I have been using Sarah Stein’s method for several years now to get rid of sprouts from Boxelder & Buckthorn stumps. I’ve also resorted to Roundup to get rid of the Bindweed infestation in my lawn. My method of application is slightly different though. While wearing heavy chemical resistant gloves, I dip a Q-tip in the stuff, then dab it on the leaves of the Bindweed or directly on the cut surface of the woody plants. Seems to work well for me with no drift problems.

Annie in Austin March 18, 2008, 12:56 pm

So far I haven’t had to use Roundup, but mentally reserved the right to buy some if poison ivy invaded. Thanks for the information Kathy and Jeff.

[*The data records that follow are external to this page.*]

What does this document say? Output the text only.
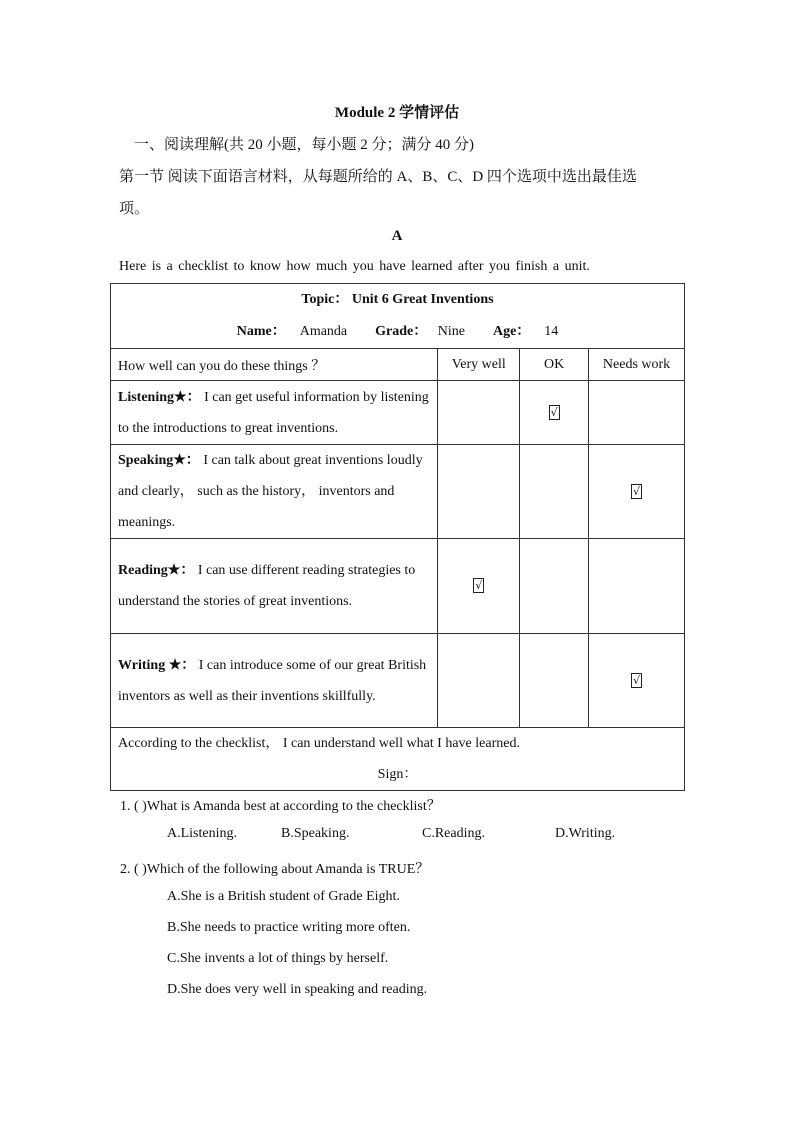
Module 2 学情评估
一、阅读理解(共 20 小题，每小题 2 分；满分 40 分)
第一节 阅读下面语言材料，从每题所给的 A、B、C、D 四个选项中选出最佳选
项。
A
Here is a checklist to know how much you have learned after you finish a unit.
Topic： Unit 6 Great Inventions
Name： Amanda Grade： Nine Age： 14			

How well can you do these things ？	Very well	OK	Needs work
Listening★： I can get useful information by listening to the introductions to great inventions.		√	
Speaking★： I can talk about great inventions loudly and clearly， such as the history， inventors and meanings.			√
Reading★： I can use different reading strategies to understand the stories of great inventions.	√		
Writing ★： I can introduce some of our great British inventors as well as their inventions skillfully.			√

According to the checklist， I can understand well what I have learned.
Sign：			
1. ( )What is Amanda best at according to the checklist？
A.Listening.	B.Speaking.	C.Reading.	D.Writing.
2. ( )Which of the following about Amanda is TRUE？
A.She is a British student of Grade Eight.
B.She needs to practice writing more often.
C.She invents a lot of things by herself.
D.She does very well in speaking and reading.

Annie at the Transplantable Rose

wiseacre March 18, 2008, 12:50 pm

I’m known to be ‘organic’ so when I suggest using Roundup occassionally I tend to shock people. It has it uses at times when nothing else is practical.

Japanese Bamboo or more commonaly known around here as Japanese Knotweed is a nightmare plant. I cringe when ever someone askes me to get rid of it. I’ve found the only solution is using Roundup and that takes multiple applications during the season.

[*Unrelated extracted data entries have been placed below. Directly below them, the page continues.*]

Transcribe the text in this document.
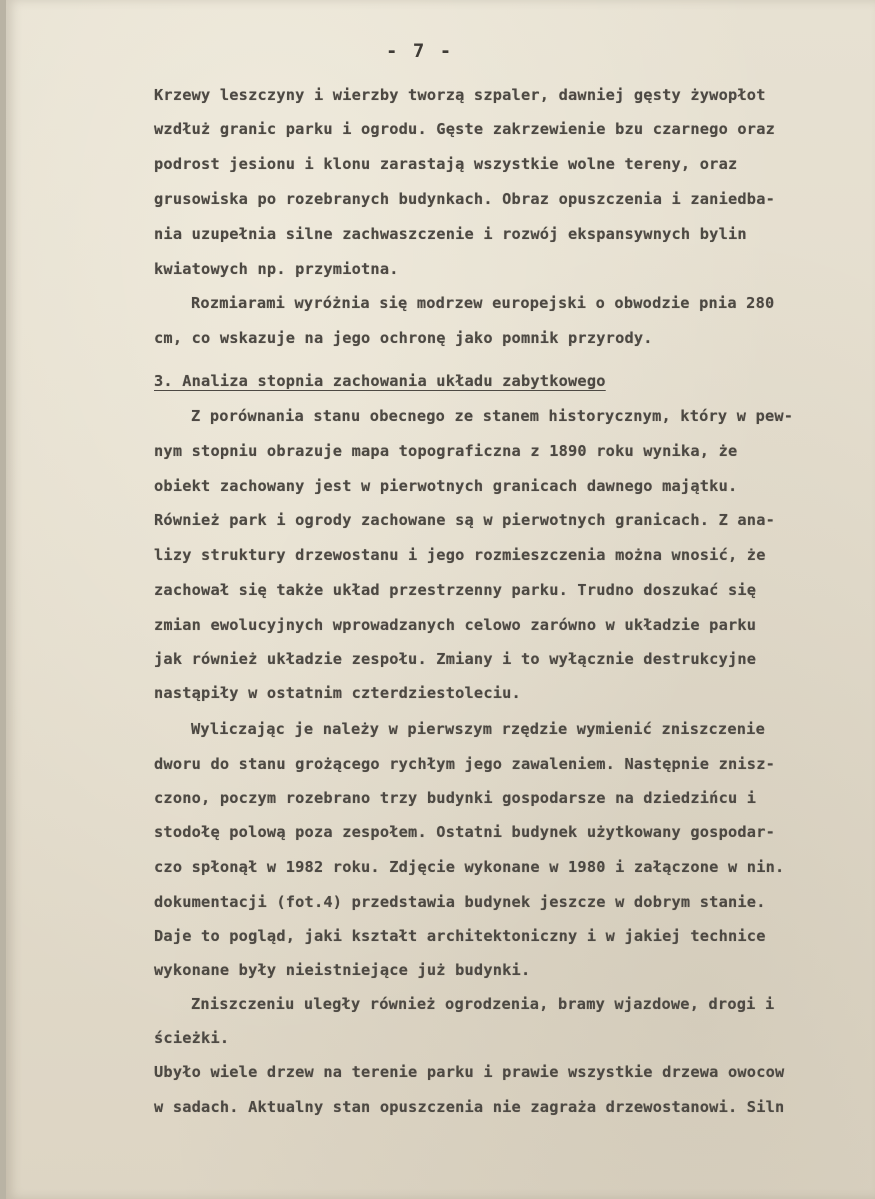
- 7 -
Krzewy leszczyny i wierzby tworzą szpaler, dawniej gęsty żywopłot
wzdłuż granic parku i ogrodu. Gęste zakrzewienie bzu czarnego oraz
podrost jesionu i klonu zarastają wszystkie wolne tereny, oraz
grusowiska po rozebranych budynkach. Obraz opuszczenia i zaniedba-
nia uzupełnia silne zachwaszczenie i rozwój ekspansywnych bylin
kwiatowych np. przymiotna.
Rozmiarami wyróżnia się modrzew europejski o obwodzie pnia 280
cm, co wskazuje na jego ochronę jako pomnik przyrody.
3. Analiza stopnia zachowania układu zabytkowego
Z porównania stanu obecnego ze stanem historycznym, który w pew-
nym stopniu obrazuje mapa topograficzna z 1890 roku wynika, że
obiekt zachowany jest w pierwotnych granicach dawnego majątku.
Również park i ogrody zachowane są w pierwotnych granicach. Z ana-
lizy struktury drzewostanu i jego rozmieszczenia można wnosić, że
zachował się także układ przestrzenny parku. Trudno doszukać się
zmian ewolucyjnych wprowadzanych celowo zarówno w układzie parku
jak również układzie zespołu. Zmiany i to wyłącznie destrukcyjne
nastąpiły w ostatnim czterdziestoleciu.
Wyliczając je należy w pierwszym rzędzie wymienić zniszczenie
dworu do stanu grożącego rychłym jego zawaleniem. Następnie znisz-
czono, poczym rozebrano trzy budynki gospodarsze na dziedzińcu i
stodołę polową poza zespołem. Ostatni budynek użytkowany gospodar-
czo spłonął w 1982 roku. Zdjęcie wykonane w 1980 i załączone w nin.
dokumentacji (fot.4) przedstawia budynek jeszcze w dobrym stanie.
Daje to pogląd, jaki kształt architektoniczny i w jakiej technice
wykonane były nieistniejące już budynki.
Zniszczeniu uległy również ogrodzenia, bramy wjazdowe, drogi i
ścieżki.
Ubyło wiele drzew na terenie parku i prawie wszystkie drzewa owocow
w sadach. Aktualny stan opuszczenia nie zagraża drzewostanowi. Siln
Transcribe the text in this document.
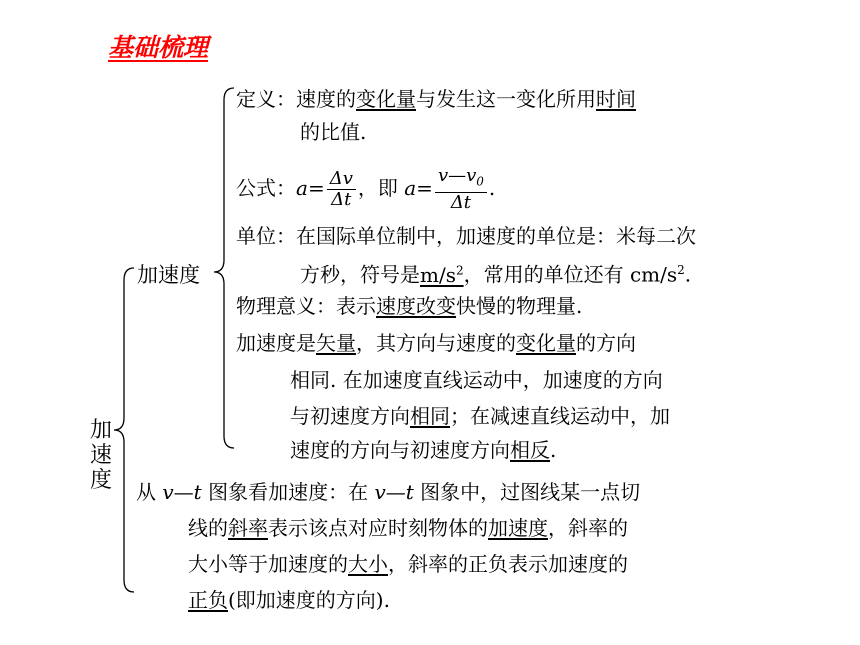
基础梳理
加
速
度
加速度
定义：速度的变化量与发生这一变化所用时间
的比值.
公式：$a= \frac{\Delta v}{\Delta t}$ ，即 $a= \frac{v—v_0}{\Delta t}$ .
单位：在国际单位制中，加速度的单位是：米每二次
方秒，符号是$m/s^2$，常用的单位还有 $cm/s^2$.
物理意义：表示速度改变快慢的物理量.
加速度是矢量，其方向与速度的变化量的方向
相同. 在加速度直线运动中，加速度的方向
与初速度方向相同；在减速直线运动中，加
速度的方向与初速度方向相反.
从 v—t 图象看加速度：在 v—t 图象中，过图线某一点切
线的斜率表示该点对应时刻物体的加速度，斜率的
大小等于加速度的大小，斜率的正负表示加速度的
正负(即加速度的方向).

I have controlled it using heavy black plastic but that can take a couple seasons. I’ve seen it come back after soil and subsoil was removed to a depth of 5 feet around a foundation of a house. Crushed stone was put in and concrete poured over it for the floor of a greenhouse. It grew out from under the sides and through the stone foundation into the celler. Any root left at all is a whole new bed just waiting for you to turn your back for a moment. It’s the cockroach of the plant world. Sometimes you just have to go with a herbicide like Roundup and get to the root of the problem.

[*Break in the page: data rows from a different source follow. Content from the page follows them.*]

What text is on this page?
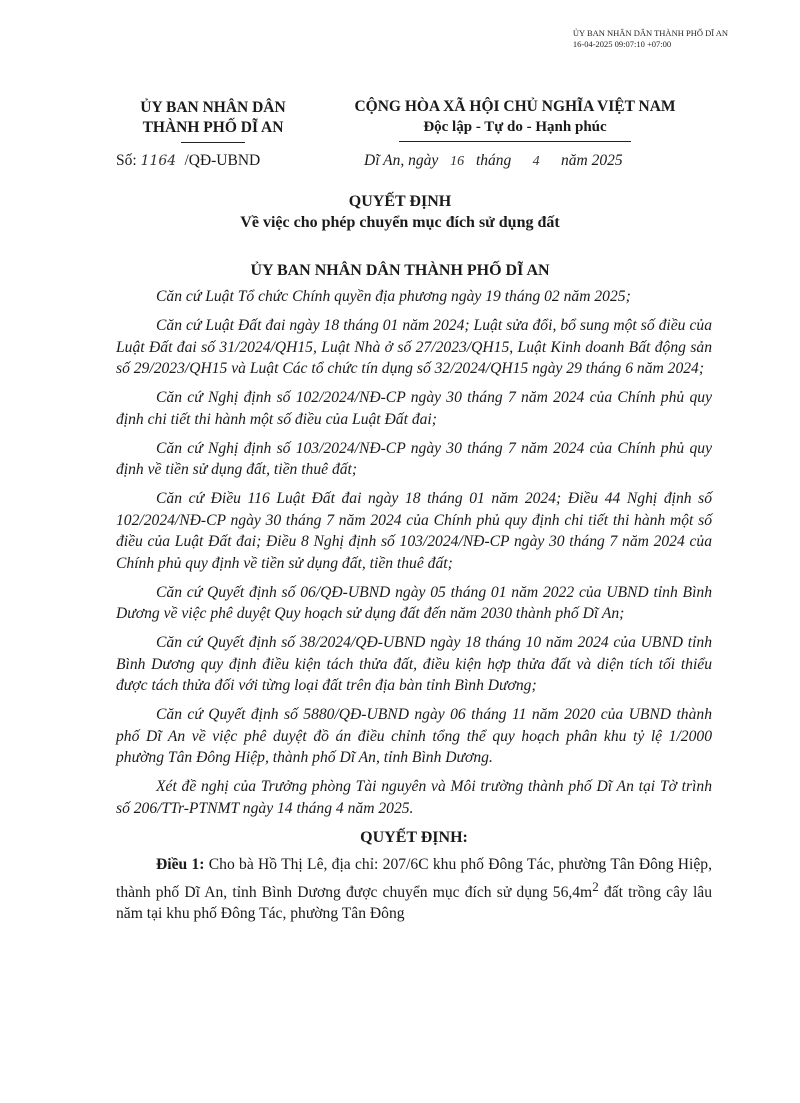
ỦY BAN NHÂN DÂN THÀNH PHỐ DĨ AN
16-04-2025 09:07:10 +07:00
ỦY BAN NHÂN DÂN
THÀNH PHỐ DĨ AN
CỘNG HÒA XÃ HỘI CHỦ NGHĨA VIỆT NAM
Độc lập - Tự do - Hạnh phúc
Số: 1164 /QĐ-UBND	Dĩ An, ngày 16 tháng 4 năm 2025
QUYẾT ĐỊNH
Về việc cho phép chuyển mục đích sử dụng đất
ỦY BAN NHÂN DÂN THÀNH PHỐ DĨ AN

Căn cứ Luật Tổ chức Chính quyền địa phương ngày 19 tháng 02 năm 2025;

Căn cứ Luật Đất đai ngày 18 tháng 01 năm 2024; Luật sửa đổi, bổ sung một số điều của Luật Đất đai số 31/2024/QH15, Luật Nhà ở số 27/2023/QH15, Luật Kinh doanh Bất động sản số 29/2023/QH15 và Luật Các tổ chức tín dụng số 32/2024/QH15 ngày 29 tháng 6 năm 2024;

Căn cứ Nghị định số 102/2024/NĐ-CP ngày 30 tháng 7 năm 2024 của Chính phủ quy định chi tiết thi hành một số điều của Luật Đất đai;

Căn cứ Nghị định số 103/2024/NĐ-CP ngày 30 tháng 7 năm 2024 của Chính phủ quy định về tiền sử dụng đất, tiền thuê đất;

Căn cứ Điều 116 Luật Đất đai ngày 18 tháng 01 năm 2024; Điều 44 Nghị định số 102/2024/NĐ-CP ngày 30 tháng 7 năm 2024 của Chính phủ quy định chi tiết thi hành một số điều của Luật Đất đai; Điều 8 Nghị định số 103/2024/NĐ-CP ngày 30 tháng 7 năm 2024 của Chính phủ quy định về tiền sử dụng đất, tiền thuê đất;

Căn cứ Quyết định số 06/QĐ-UBND ngày 05 tháng 01 năm 2022 của UBND tỉnh Bình Dương về việc phê duyệt Quy hoạch sử dụng đất đến năm 2030 thành phố Dĩ An;

Căn cứ Quyết định số 38/2024/QĐ-UBND ngày 18 tháng 10 năm 2024 của UBND tỉnh Bình Dương quy định điều kiện tách thửa đất, điều kiện hợp thửa đất và diện tích tối thiểu được tách thửa đối với từng loại đất trên địa bàn tỉnh Bình Dương;

Căn cứ Quyết định số 5880/QĐ-UBND ngày 06 tháng 11 năm 2020 của UBND thành phố Dĩ An về việc phê duyệt đồ án điều chỉnh tổng thể quy hoạch phân khu tỷ lệ 1/2000 phường Tân Đông Hiệp, thành phố Dĩ An, tỉnh Bình Dương.

Xét đề nghị của Trưởng phòng Tài nguyên và Môi trường thành phố Dĩ An tại Tờ trình số 206/TTr-PTNMT ngày 14 tháng 4 năm 2025.

QUYẾT ĐỊNH:

Điều 1: Cho bà Hồ Thị Lê, địa chỉ: 207/6C khu phố Đông Tác, phường Tân Đông Hiệp, thành phố Dĩ An, tỉnh Bình Dương được chuyển mục đích sử dụng $56,4m^2$ đất trồng cây lâu năm tại khu phố Đông Tác, phường Tân Đông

Another use is killing Posion Ivy. I’m not going to fight that stuff by any other means. One bad case was all I ever needed.

Limited and careful use of Roundup is a sound method of controlling some nasty plants.

Did you know that the young shoots of the Japanese Bamboo are edible? But there are not enough survivalists and edible wild plant eaters around to use as a control.

David March 18, 2008, 11:53 am

Brilliant thread, Kathy!
Thank you so much.

Jeff Gillman March 18, 2008, 10:24 am


That may work … or it may not. The problem with your technique is that the leaves may get warm very quickly. When they get very warm they’ll die. And when they die they will no longer take up the glyphosate — which is the stuff that kills the roots! Roundup needs to be in contact with healthy leaves for at least a few hours before it’s taken up — if the leaves aren’t healthy the Roundup won’t work properly.


mss @ Zanthan Gardens March 18, 2008, 10:14 am

Here’s my confession: I have poison ivy and bindweed in my yard. I have used Round-Up but I do so as follows. I gather up as much of the vine as I can and stuff it into a plastic bag. Then I spray the Round-Up into the bag and tie the bag’s open end. I hope that the heat will help kill the plants and that the Round-Up will kill the roots systemically.

I do have a large population of toads, lizards and the occasional small snake.

Rurality March 18, 2008, 7:46 am

That is a *really* good point about not storing without the label information. I wouldn’t have thought of it!